Eu olhei para os documentos. Meu nome e o dele, ligados por anos de promessas vazias. Olhei para a linha pontilhada esperando pela minha assinatura, a linha que selaria meu fim completo. Sem hesitar, peguei a caneta. A tinta fluiu suavemente, meu nome se formando no papel, um último ato de uma vida que já não me pertencia.
Assim que a caneta deixou o papel, uma escuridão tomou conta da minha visão. Minhas pernas cederam e eu caí no chão, o som do meu corpo batendo no tapete abafado.
A última coisa que ouvi foi a voz irritada de Pedro.
"Ah, pelo amor de Deus, Ana! Pare com esse drama. Não precisa fingir um desmaio só porque assinou o divórcio. Eu pensei que você finalmente tinha amadurecido."
Quando acordei, eu estava no meu quarto. Alguém tinha me carregado até a cama. O cheiro do perfume de Clara já impregnava o ar. Ela já devia ter se mudado.

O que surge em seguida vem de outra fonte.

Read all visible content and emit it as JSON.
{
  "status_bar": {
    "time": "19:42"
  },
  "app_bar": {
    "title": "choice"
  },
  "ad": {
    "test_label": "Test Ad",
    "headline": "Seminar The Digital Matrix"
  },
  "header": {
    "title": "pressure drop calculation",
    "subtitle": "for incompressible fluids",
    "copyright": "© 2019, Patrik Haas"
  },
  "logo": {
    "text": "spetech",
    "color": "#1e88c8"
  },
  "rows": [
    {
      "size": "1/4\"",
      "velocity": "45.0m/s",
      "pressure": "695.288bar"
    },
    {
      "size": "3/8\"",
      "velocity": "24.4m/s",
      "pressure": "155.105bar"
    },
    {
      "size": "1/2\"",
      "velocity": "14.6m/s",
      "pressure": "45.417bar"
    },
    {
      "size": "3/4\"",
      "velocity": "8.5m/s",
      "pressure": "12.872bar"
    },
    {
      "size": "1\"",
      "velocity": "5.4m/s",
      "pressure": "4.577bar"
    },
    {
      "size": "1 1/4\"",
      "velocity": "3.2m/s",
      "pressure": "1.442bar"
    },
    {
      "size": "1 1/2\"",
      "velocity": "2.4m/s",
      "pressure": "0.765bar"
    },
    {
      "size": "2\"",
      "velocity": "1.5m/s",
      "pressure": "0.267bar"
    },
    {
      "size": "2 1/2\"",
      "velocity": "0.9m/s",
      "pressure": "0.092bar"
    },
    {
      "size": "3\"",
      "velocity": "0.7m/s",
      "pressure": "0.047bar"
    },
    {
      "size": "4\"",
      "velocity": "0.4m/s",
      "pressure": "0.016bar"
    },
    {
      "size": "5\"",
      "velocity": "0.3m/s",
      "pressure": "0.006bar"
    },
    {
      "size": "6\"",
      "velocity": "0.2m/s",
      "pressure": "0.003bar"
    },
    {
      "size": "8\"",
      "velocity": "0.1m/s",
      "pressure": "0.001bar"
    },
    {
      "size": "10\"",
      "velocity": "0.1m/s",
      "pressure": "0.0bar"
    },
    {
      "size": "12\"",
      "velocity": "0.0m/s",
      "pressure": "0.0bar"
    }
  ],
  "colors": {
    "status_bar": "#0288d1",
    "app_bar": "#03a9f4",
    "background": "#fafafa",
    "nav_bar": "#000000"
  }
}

Uma compreensão repentina me atingiu. A poção que eu tomei. Ela não apenas anulava a dor, ela criava uma falsa sensação de bem-estar. Por fora, eu parecia saudável. Minha pele, antes pálida e sem vida, provavelmente tinha um brilho febril que eles confundiam com saúde. Eles não viam a morte se aproximando porque a poção a mascarava perfeitamente. Era a ironia mais cruel de todas. A ferramenta da minha libertação era também a prova da minha suposta "falsidade".
Levantei-me, sentindo uma força artificial percorrendo meu corpo. Desci as escadas. Clara estava na sala de estar, dirigindo os criados, apontando para onde colocar seus móveis, suas coisas. Ela parou quando me viu.

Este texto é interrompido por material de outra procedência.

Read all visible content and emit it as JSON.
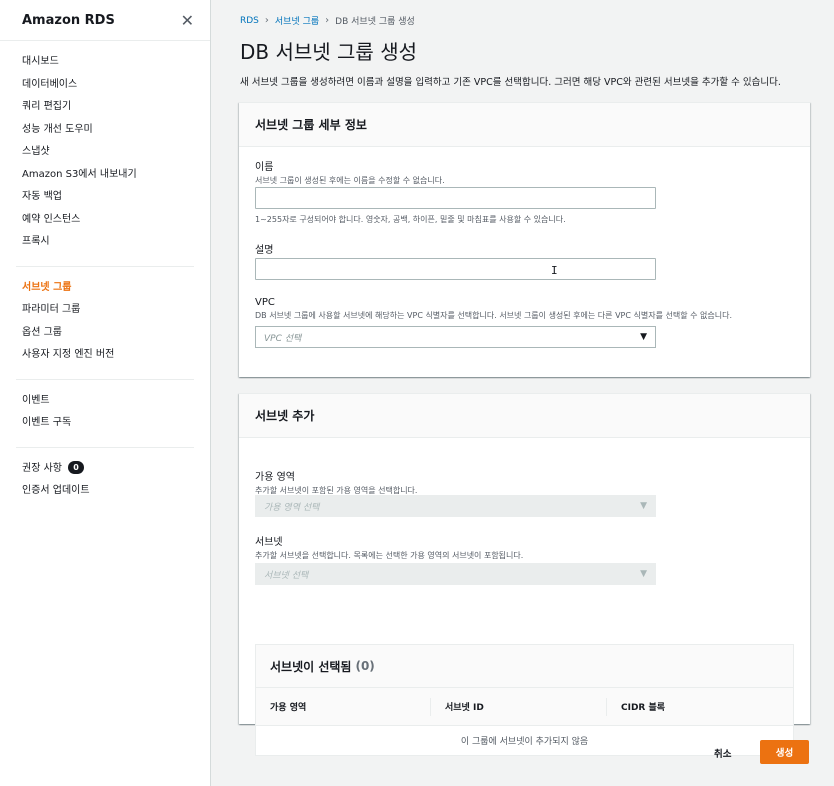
{
  "sidebar": {
    "title": "Amazon RDS",
    "close_icon": "close-icon",
    "group1": [
      "대시보드",
      "데이터베이스",
      "쿼리 편집기",
      "성능 개선 도우미",
      "스냅샷",
      "Amazon S3에서 내보내기",
      "자동 백업",
      "예약 인스턴스",
      "프록시"
    ],
    "group2": [
      "서브넷 그룹",
      "파라미터 그룹",
      "옵션 그룹",
      "사용자 지정 엔진 버전"
    ],
    "active_item": "서브넷 그룹",
    "group3": [
      "이벤트",
      "이벤트 구독"
    ],
    "recommendations_label": "권장 사항",
    "recommendations_count": "0",
    "cert_update_label": "인증서 업데이트"
  },
  "breadcrumb": {
    "rds": "RDS",
    "subnet_groups": "서브넷 그룹",
    "current": "DB 서브넷 그룹 생성"
  },
  "page": {
    "title": "DB 서브넷 그룹 생성",
    "description": "새 서브넷 그룹을 생성하려면 이름과 설명을 입력하고 기존 VPC를 선택합니다. 그러면 해당 VPC와 관련된 서브넷을 추가할 수 있습니다."
  },
  "details_panel": {
    "title": "서브넷 그룹 세부 정보",
    "name_label": "이름",
    "name_desc": "서브넷 그룹이 생성된 후에는 이름을 수정할 수 없습니다.",
    "name_value": "",
    "name_hint": "1~255자로 구성되어야 합니다. 영숫자, 공백, 하이픈, 밑줄 및 마침표를 사용할 수 있습니다.",
    "desc_label": "설명",
    "desc_value": "",
    "vpc_label": "VPC",
    "vpc_desc": "DB 서브넷 그룹에 사용할 서브넷에 해당하는 VPC 식별자를 선택합니다. 서브넷 그룹이 생성된 후에는 다른 VPC 식별자를 선택할 수 없습니다.",
    "vpc_placeholder": "VPC 선택"
  },
  "add_subnets_panel": {
    "title": "서브넷 추가",
    "az_label": "가용 영역",
    "az_desc": "추가할 서브넷이 포함된 가용 영역을 선택합니다.",
    "az_placeholder": "가용 영역 선택",
    "subnet_label": "서브넷",
    "subnet_desc": "추가할 서브넷을 선택합니다. 목록에는 선택한 가용 영역의 서브넷이 포함됩니다.",
    "subnet_placeholder": "서브넷 선택"
  },
  "selected_table": {
    "title": "서브넷이 선택됨",
    "count": "(0)",
    "columns": [
      "가용 영역",
      "서브넷 ID",
      "CIDR 블록"
    ],
    "empty_text": "이 그룹에 서브넷이 추가되지 않음"
  },
  "actions": {
    "cancel": "취소",
    "create": "생성"
  },
  "colors": {
    "accent": "#ec7211",
    "link": "#0073bb"
  }
}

"Ana, querida! Que bom que acordou", ela disse com uma doçura enjoativa. "Não se preocupe, estou apenas fazendo umas pequenas mudanças para deixar o ambiente mais... alegre."

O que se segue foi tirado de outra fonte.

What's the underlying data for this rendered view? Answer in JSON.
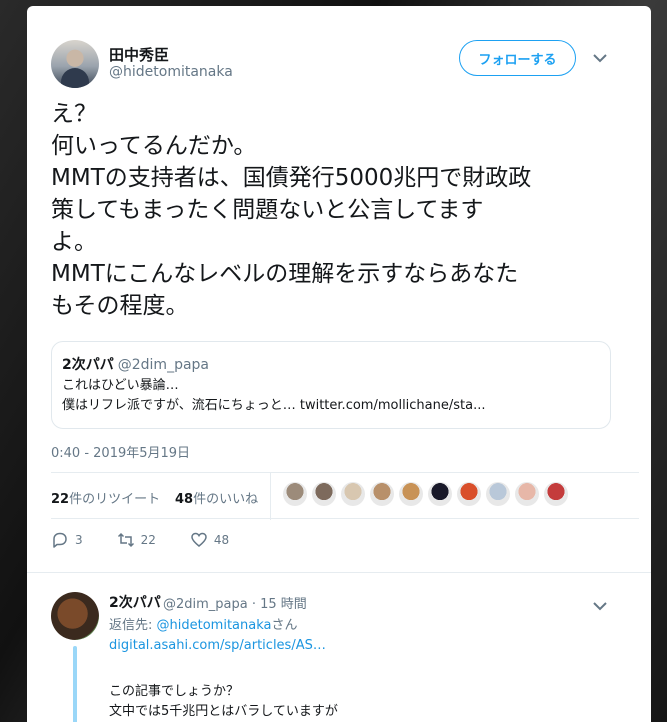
{
  "tweet": {
    "display_name": "田中秀臣",
    "handle": "@hidetomitanaka",
    "follow_label": "フォローする",
    "text": "え？\n何いってるんだか。\nMMTの支持者は、国債発行5000兆円で財政政\n策してもまったく問題ないと公言してます\nよ。\nMMTにこんなレベルの理解を示すならあなた\nもその程度。",
    "timestamp": "0:40 - 2019年5月19日"
  },
  "quote": {
    "name": "2次パパ",
    "handle": "@2dim_papa",
    "line1": "これはひどい暴論…",
    "line2": "僕はリフレ派ですが、流石にちょっと… twitter.com/mollichane/sta..."
  },
  "stats": {
    "retweets_count": "22",
    "retweets_label": "件のリツイート",
    "likes_count": "48",
    "likes_label": "件のいいね",
    "liker_colors": [
      "#9c8b7a",
      "#7d6a5c",
      "#d8c7b0",
      "#b8906a",
      "#c89256",
      "#1a1a2a",
      "#d94f2b",
      "#b9c8d9",
      "#e7b7a8",
      "#c43c3c"
    ]
  },
  "actions": {
    "reply_count": "3",
    "retweet_count": "22",
    "like_count": "48"
  },
  "reply": {
    "name": "2次パパ",
    "meta": "@2dim_papa · 15 時間",
    "replyto_prefix": "返信先: ",
    "replyto_handle": "@hidetomitanaka",
    "replyto_suffix": "さん",
    "link": "digital.asahi.com/sp/articles/AS…",
    "line1": "この記事でしょうか？",
    "line2": "文中では5千兆円とはバラしていますが"
  },
  "colors": {
    "accent": "#1da1f2",
    "muted": "#657786",
    "link": "#1b95e0"
  }
}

Eu a ignorei e fui até a escrivaninha onde ficava o cofre da família. Abri-o e tirei o colar de pérolas da minha avó, os brincos de diamante da minha mãe, a escritura das terras que herdei da minha família. Coloquei tudo sobre a mesa na frente dela.
"Isso também é seu agora", eu disse, minha voz monótona. "As joias da família, as terras. Pegue tudo."
Clara olhou para o tesouro sobre a mesa, seus olhos arregalados de cobiça. Ela pegou o colar de pérolas, o brilho das joias refletindo em seus olhos famintos.
"Ana... eu não sei o que dizer...", ela gaguejou, mas seu sorriso a traía. "Você é tão generosa."
Pedro entrou na sala, viu a cena e sorriu para mim. Um sorriso de aprovação.
"Agora sim, Ana. Você está finalmente pensando na família", ele disse.
Ninguém viu nada de errado. Ninguém questionou. Eles apenas pegaram, e pegaram, e pegaram, enquanto a vida se esvaía de mim, invisível aos seus olhos gananciosos. E eu deixei. Eu dei tudo a eles, um presente envenenado que eles só desembrulhariam quando fosse tarde demais.